Читаем Письма по кругу (Художественная публицистика) полностью

Дело тут не в случайности и отнюдь не в сторонних обстоятельствах или литературных особенностях произведения Достоевского. Некоторые черты его просто сбивают с толку; вспомним хотя бы о том, что он предвосхитил так развившуюся потом психологию неосознанного; его произведение удивляет нас не какими-либо особенно высокими достижениями или законченностью, не художественным отображением в основном знакомого и привычного нам мира нет, мы воспринимаем его как пророчество, как предвестника разрушения и хаоса, какими на наших глазах несколько лет назад была охвачена Европа. Мир созданных им фигур едва ли можно понимать как изображение будущего, как некий идеал; таким его и не считал никто. Нет, мы видим в Мышкине и других подобных ему фигурах не образец для подражания: «Таким ты должен стать!», но неизбежность: «Через это мы должны будем пройти, это наша судьба!»

Будущее неопределенно, путь же к нему указан здесь недвусмысленно. Направление его - к новому душевному строю. Он ведет через Мышкина, требует «магического» мышления, принятия хаоса. Это возврат к неупорядоченному, возврат к бессознательному, лишенному формы, к животному состоянию и еще далее - к началу начал. Не ради того, чтобы превратиться в животное или стать первозданной материей, но чтобы обрести новые ориентиры, чтобы у корней нашего бытия отыскать забытые инстинкты и возможности нашего развития, чтобы вновь приняться за созидание, оценку, разграничение нашего мира. На этом пути не стоит искать какой-то программы, и никакой переворот не откроет туда дверь.

Каждый вступает на него в одиночку, сам по себе. В жизни каждого из нас будет время, когда мы окажемся у той хорошо известной Мышкину грани, за которой исчезают одни истины и возникают другие. Каждый из нас в какое-то мгновение своей жизни испытывает примерно то же, что Мышкин в секунды озарения и что сам Достоевский испытал в те минуты, когда уже стоял на эшафоте, сойдя с которого он обрел взор пророка.

1919

Людвигу Финку[1]

Берн, 10 апреля 1919

Дорогой Угель,

в эти дни я веду бродячую жизнь, почти лишен угла, где мог бы устроиться, поэтому на твое милое письмо отвечаю лишь кратким выражением благодарности. Спасибо за помощь, которую ты мне любезно предлагаешь. Я не могу ее принять, у меня есть деньги в Германии, да только здесь они ничего не стоят. II все же я благодарен тебе!

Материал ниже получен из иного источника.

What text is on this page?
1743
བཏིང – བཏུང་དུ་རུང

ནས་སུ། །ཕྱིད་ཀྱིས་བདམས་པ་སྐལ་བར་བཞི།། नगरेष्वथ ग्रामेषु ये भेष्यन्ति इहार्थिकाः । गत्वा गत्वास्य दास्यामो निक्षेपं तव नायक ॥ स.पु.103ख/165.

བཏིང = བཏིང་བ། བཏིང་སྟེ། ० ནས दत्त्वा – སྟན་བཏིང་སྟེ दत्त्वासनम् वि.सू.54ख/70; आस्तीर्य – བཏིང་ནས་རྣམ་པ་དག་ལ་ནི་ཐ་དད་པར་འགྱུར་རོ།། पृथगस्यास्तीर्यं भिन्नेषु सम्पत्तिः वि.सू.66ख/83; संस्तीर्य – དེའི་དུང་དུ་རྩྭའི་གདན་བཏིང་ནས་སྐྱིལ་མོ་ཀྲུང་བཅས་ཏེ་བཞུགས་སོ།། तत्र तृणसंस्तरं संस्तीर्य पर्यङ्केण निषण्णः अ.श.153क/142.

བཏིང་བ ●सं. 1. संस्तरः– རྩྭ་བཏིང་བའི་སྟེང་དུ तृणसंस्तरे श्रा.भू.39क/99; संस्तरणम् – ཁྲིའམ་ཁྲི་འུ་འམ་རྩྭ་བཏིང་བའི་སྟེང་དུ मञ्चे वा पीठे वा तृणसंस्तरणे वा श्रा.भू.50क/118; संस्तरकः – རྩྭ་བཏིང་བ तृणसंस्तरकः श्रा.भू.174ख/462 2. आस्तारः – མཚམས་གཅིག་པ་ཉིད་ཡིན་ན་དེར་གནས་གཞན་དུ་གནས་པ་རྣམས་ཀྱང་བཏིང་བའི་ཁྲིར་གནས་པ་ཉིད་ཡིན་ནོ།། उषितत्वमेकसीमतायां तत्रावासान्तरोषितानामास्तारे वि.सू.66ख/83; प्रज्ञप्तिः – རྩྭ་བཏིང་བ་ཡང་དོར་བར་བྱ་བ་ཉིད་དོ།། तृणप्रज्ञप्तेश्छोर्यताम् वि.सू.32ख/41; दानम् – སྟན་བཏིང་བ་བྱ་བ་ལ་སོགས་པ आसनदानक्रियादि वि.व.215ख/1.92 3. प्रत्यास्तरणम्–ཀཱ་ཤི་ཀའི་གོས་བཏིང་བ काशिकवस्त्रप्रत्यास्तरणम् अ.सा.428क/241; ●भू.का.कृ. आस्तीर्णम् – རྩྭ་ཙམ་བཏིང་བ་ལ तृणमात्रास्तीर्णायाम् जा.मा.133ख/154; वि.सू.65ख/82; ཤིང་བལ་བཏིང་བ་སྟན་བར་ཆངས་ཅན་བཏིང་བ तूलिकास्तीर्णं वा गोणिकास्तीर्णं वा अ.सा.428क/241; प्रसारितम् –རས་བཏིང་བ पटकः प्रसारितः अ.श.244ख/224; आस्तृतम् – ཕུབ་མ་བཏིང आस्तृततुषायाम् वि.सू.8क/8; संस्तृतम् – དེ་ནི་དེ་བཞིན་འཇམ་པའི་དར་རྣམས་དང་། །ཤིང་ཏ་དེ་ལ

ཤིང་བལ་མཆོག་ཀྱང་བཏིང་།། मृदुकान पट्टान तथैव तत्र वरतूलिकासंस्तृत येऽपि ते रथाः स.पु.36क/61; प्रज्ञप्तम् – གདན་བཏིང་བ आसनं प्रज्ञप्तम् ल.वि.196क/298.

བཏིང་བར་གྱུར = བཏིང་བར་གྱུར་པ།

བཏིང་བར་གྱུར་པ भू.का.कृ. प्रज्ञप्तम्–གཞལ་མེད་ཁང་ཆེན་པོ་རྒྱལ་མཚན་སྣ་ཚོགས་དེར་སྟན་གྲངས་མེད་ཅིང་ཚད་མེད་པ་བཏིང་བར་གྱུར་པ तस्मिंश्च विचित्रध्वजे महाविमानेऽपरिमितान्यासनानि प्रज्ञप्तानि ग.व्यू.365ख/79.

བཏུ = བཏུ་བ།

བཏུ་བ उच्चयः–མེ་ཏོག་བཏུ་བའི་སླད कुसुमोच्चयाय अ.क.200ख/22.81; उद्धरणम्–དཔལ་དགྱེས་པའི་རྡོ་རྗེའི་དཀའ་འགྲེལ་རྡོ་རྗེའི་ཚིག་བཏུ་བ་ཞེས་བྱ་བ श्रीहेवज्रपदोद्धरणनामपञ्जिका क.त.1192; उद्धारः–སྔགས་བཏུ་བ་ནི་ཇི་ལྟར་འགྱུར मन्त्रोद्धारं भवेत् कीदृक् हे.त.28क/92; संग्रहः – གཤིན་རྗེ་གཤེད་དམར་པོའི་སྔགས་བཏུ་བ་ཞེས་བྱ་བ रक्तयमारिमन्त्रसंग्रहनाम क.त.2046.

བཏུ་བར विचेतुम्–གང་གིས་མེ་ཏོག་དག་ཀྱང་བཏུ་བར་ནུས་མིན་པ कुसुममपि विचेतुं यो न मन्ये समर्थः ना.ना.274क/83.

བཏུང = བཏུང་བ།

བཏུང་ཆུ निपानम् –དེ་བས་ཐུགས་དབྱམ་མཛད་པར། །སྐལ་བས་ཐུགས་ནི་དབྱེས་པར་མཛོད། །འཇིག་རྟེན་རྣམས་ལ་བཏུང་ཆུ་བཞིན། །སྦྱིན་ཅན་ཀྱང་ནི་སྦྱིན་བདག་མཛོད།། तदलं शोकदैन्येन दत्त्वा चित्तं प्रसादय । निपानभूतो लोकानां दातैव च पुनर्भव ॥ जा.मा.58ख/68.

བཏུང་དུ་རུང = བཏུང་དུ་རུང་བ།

Что касается остального, то над этим стоит поразмышлять каждому из нас. Меняется мир, но не меняется истина, и то, что было дано почувствовать великим душам от Лао-цзы и Иисуса до наших дней, ни в коей мере не отменяется переживаниями отдельного человека. Конечно, проще всего возложить вину за наши беды на других, я это знаю не хуже тебя. Но я знаю также, что вина никогда не бывает односторонней, как не была она таковой и в этой войне, ее следует возложить на обе стороны. Признание чужой вины еще никому не пошло на пользу, ибо при этом забывалась вина собственная. Я вспоминаю слова, которые ты в начале войны говорил о других, например о швейцарцах. Ты был в высшей степени искренен, произнося их, что не помешало тебе судить о незнакомых людях односторонне и несправедливо. В твоих словах для них заключалась смертельная обида. Вероятно, и мне пришлось ненароком обидеть тебя иным словом, высказать которое было для меня внутренней потребностью. Но если бы я без конца твердил о вине другого только потому, что его взгляды не совпадают с моими, я пошел бы по неверному пути. По пути, который ведет к взаимному уничтожению во имя правды. Б моих глазах это совершенно безнадежный путь. Да, Германию перестали понимать, да, у нее было больше врагов, чем друзей. Все это печально, и в этом не только она одна виновата. Но перемены к лучшему не наступят до тех пор, пока Германия, как и прежде, будет настаивать на своей правоте, а у других видеть только злую волю. За это мы сегодня расплачиваемся. Когда-нибудь выяснится, что и противник был виноват, но никогда не удастся выдать за дальновидную политику постройку германского флота, нападение на Бельгию или выступление Германии против России на переговорах в Брест-Литовске.

Я никогда не требовал от своих друзей, чтобы они разделяли мои взгляды; пусть каждый думает так, как он считает нужным. Нетерпимым, по-моему, надо быть только по отношению к самому себе, а не к другим. У меня много друзей, которые занимают политические позиции, противоположные моим, а среди моих политических единомышленников немало людей, которых я не принимаю всерьез.